I am a 63 year old with no familial history of female BC, but Dad had BC at age 60. I had my annual mammogram and four days later got a call back for diagnostic mammogram and ultrasound of left breast; 3 days later (day after Christmas) got call to schedule breast biopsy and lymph node ultrasound; 12 days later scared silly went for breast biopsy and node ultrasound; ultrasound indicated need to have node biopsy too; 6 days later had appointment with surgeon ~ node was clear but not a sentinel node and he confirmed BC ~ looks like size of a pea and thin as a dime. I have no further description at this time.
Now waiting for results of hormone receptors. Question #1 ~ How long after initial results received should it take for receptor results? I am on edge and trying to hold it together for the sake of family (raising 2 grandchildren ages 12 and 9 who, of course, know nothing at this time). I carry my phone around like a 16 year old waiting for "The Call".

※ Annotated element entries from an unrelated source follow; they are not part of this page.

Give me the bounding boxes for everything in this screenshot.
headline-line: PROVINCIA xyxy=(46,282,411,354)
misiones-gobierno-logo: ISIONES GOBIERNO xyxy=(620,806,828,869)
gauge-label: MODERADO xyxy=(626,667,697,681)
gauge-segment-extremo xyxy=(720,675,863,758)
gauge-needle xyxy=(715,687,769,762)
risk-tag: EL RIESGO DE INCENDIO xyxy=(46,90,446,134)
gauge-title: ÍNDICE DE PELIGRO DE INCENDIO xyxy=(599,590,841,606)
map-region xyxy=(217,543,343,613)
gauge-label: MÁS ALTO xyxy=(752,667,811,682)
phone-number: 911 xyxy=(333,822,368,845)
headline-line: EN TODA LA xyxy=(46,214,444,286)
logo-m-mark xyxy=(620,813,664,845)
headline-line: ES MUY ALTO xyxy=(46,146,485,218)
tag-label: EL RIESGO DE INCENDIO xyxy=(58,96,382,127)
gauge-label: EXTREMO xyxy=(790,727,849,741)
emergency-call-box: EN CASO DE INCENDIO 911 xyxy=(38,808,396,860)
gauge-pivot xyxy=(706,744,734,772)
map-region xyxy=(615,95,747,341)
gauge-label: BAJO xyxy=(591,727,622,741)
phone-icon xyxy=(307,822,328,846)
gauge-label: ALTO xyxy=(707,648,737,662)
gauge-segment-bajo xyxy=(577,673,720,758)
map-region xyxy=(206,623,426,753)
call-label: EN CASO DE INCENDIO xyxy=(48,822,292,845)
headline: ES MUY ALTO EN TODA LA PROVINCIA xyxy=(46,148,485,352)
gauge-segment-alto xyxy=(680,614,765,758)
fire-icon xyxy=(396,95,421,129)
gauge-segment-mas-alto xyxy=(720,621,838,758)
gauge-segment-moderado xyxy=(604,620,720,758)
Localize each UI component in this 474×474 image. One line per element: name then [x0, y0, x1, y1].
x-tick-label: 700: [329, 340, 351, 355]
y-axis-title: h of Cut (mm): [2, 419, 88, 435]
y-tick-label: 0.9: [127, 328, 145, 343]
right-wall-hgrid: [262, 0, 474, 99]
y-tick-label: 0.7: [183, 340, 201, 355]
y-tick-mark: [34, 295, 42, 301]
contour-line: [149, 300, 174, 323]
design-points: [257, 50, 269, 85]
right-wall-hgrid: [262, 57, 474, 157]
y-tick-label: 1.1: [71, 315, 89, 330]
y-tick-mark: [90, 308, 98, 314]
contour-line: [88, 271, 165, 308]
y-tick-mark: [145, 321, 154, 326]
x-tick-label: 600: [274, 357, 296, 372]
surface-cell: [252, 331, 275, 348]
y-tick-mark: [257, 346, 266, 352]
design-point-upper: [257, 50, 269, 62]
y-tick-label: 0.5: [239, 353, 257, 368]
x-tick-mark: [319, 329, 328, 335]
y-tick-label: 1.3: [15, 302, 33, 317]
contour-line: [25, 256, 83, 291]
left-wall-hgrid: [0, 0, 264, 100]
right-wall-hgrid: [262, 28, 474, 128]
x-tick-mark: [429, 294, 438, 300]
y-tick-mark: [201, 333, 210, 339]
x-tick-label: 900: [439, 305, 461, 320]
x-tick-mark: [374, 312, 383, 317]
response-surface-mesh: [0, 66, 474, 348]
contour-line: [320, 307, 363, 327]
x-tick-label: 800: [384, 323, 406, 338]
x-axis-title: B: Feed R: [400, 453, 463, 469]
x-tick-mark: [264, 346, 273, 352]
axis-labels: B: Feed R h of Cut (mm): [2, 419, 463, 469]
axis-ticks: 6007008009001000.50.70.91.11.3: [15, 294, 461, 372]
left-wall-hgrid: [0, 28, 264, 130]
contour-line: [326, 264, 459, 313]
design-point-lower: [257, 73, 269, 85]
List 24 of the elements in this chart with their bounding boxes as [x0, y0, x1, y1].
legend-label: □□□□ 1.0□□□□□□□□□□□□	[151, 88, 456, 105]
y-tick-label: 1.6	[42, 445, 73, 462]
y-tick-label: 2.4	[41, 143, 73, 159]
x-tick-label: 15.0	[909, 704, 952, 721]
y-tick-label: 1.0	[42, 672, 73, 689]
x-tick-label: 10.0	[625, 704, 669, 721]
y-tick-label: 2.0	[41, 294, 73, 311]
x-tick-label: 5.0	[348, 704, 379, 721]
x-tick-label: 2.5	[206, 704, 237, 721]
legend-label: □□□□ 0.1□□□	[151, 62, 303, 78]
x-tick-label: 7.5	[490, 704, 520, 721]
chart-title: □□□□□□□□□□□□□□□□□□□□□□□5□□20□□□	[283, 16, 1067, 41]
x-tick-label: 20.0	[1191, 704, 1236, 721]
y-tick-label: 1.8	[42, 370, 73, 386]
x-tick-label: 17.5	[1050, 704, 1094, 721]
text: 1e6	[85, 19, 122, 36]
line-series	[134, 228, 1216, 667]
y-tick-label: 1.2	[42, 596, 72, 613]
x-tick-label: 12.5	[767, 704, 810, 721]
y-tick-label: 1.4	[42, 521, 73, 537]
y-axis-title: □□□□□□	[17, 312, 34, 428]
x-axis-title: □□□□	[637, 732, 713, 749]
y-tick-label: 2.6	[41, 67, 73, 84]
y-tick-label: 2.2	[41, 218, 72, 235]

Surgeon said if receptors positive that is good for me ~ schedule lumpectomy surgery, check out sentinel nodes; if clear have radiation therapy, go on a hormone blocker. If receptors negative he will turn me over to oncology to begin planning for pre-surgery chemo. Question #2 ~ Who has had pre-surgery chemo? Please tell me about it. Terrified hardly touches my fear factor.
If doing lumpectomy will have radioactive tracer injected and a wire locator the day of surgery ~ this is keeping me awake at night at the thought. I showed a negative reaction when dr. explained this and he assured me this was not a big deal, but it is my breast we are talking about having this done. Question #3 ~ Am I overreacting?
Finally, I have severe needle phobia ~ I get so upset I upset the medical personnel . I don't faint ~ just cry like a 3 year old. I hate I can not control this fear. I am trying to keep busy, but I am a breath away from hysteria. Thanks for any information you can provide.